INTANGIBLE ASSETS – RIGHT-TO-USE LEASE ASSET - 8615.4

(New: 07/2022)

A right-to-use lease asset is an intangible capital asset. The asset represents the right to use an underlying asset identified in a lease contract, as specified for a period of time.

Agencies/Departments will recognize the intangible right-to-use lease asset when:

  1. The contract conveys control of the right to use another entity's nonfinancial asset (the underlying asset) as specified in the contract for a period of time in an exchange or exchange-like transaction.
  2. The minimum noncancelable contract term is greater than twelve months.
  3. The contract does not transfer ownership of the underlying asset.
  4. There is $100,000 or more in total future lease payments.
  5. The underlying asset is used to conduct state business.

Agencies/Departments will recognize the right-to-use lease assets using the same criteria above when an aggregate of similar assets are consolidated into one lease, but only when they are leased at the same time with an identical vendor.

Leases excluded from this policy:

  • Leases of intangible assets
  • Leases of biological assets
  • Leases of inventory
  • Service concession arrangements (as specified in GASB Statement No. 60)
  • Leases of assets financed with outstanding conduit debt
  • Supply contracts
  • Leases of assets that are investments
  • Certain leases subject to external laws, regulations, or legal rulings

Measurement of Right-To-Use Lease Assets

Agencies/Departments will measure and record the right-to-use lease asset at the present value of payments expected to be made during the lease term, discounted using the implicit interest rate stated by the lessor or in the lease contract.
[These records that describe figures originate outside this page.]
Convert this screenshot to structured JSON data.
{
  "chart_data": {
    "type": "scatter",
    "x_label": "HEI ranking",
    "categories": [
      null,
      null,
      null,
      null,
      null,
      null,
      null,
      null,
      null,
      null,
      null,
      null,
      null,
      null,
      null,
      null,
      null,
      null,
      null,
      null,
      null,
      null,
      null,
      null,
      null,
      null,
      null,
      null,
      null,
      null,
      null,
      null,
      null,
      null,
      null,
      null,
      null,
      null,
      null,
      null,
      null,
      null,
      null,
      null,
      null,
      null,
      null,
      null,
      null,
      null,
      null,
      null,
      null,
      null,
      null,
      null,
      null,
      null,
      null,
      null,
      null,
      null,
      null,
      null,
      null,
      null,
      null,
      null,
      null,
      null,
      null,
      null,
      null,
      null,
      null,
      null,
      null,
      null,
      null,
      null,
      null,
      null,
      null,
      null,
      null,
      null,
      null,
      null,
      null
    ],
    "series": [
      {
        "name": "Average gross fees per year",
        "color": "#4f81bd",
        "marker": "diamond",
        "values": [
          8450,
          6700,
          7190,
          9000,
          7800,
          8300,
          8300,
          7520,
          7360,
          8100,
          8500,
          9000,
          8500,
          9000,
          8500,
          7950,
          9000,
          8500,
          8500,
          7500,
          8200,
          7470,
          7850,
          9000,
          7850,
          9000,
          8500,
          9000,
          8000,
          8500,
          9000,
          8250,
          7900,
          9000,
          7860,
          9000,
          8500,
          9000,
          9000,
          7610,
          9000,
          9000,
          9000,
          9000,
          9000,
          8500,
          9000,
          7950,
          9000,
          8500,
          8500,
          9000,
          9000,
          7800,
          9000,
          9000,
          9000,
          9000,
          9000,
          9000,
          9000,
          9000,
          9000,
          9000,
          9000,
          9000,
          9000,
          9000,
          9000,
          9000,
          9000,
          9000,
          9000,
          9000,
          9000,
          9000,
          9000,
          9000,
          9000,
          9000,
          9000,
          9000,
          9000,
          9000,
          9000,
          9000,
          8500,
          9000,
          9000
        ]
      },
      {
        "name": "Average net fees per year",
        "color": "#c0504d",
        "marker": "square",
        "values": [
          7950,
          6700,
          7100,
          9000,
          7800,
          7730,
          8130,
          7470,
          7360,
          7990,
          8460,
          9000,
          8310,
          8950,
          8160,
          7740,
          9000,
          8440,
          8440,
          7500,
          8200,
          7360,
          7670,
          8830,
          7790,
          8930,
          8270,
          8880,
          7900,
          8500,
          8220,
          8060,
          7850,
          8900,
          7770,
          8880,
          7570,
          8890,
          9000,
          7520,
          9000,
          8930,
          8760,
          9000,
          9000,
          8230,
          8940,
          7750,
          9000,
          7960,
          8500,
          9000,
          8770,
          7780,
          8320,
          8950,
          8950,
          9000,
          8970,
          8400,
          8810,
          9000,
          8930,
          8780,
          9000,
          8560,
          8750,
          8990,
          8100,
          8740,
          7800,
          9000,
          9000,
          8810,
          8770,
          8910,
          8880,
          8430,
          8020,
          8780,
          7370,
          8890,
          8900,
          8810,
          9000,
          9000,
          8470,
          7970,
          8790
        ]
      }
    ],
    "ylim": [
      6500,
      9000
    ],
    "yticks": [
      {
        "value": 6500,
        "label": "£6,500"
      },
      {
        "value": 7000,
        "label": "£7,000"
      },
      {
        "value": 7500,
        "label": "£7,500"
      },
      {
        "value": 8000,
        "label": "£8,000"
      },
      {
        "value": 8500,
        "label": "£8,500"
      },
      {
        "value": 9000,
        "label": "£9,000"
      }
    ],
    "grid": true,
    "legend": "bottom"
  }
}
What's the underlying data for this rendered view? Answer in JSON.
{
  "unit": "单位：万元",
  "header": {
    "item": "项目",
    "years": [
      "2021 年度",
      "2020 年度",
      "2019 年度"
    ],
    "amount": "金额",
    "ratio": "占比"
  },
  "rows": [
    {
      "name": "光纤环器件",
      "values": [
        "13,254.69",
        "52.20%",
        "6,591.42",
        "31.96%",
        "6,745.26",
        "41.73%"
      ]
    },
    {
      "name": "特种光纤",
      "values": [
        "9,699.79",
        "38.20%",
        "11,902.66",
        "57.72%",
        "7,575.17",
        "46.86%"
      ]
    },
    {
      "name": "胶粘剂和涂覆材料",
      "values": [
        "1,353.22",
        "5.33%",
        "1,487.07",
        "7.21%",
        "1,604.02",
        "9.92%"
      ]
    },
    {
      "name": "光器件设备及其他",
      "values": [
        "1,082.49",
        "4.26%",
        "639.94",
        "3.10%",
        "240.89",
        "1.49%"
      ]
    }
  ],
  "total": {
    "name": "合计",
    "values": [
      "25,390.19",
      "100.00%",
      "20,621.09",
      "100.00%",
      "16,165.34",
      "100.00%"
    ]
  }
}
If the implicit interest rate is not stated, use the Governmental Accounting Standards Board Statement No. 87 (GASB 87) incremental borrowing rate on the State Controller's Office (SCO) website. Related costs include payments made to the lessor at or prior to the commencement of the lease, less any incentives, or initial direct costs related to placing the lease asset into service. Agencies/Departments should amortize the right-to-use lease asset over the shorter of the lease term or the useful life of the underlying asset.

Accounting for Right-To-Use Lease Assets

Record right-to-use lease assets using the following accounts:

  • 1623200 – Right-To-Use Leased Land – Amortizable (Legacy Account 2415)
  • 1623400 – Right-To-Use Leased Buildings – Amortizable (Legacy Account 2416)
  • 1623600 – Right-To-Use Leased Equipment – Amortizable (Legacy Account 2417)

See the SCO's reporting website for detailed information on accounting and reporting leases in compliance with the GASB 87.

See SAM Section 8632, Accounting for Property Acquisitions – Leases and Contracts That Transfer Ownership (Financed Purchase), for a description of leases.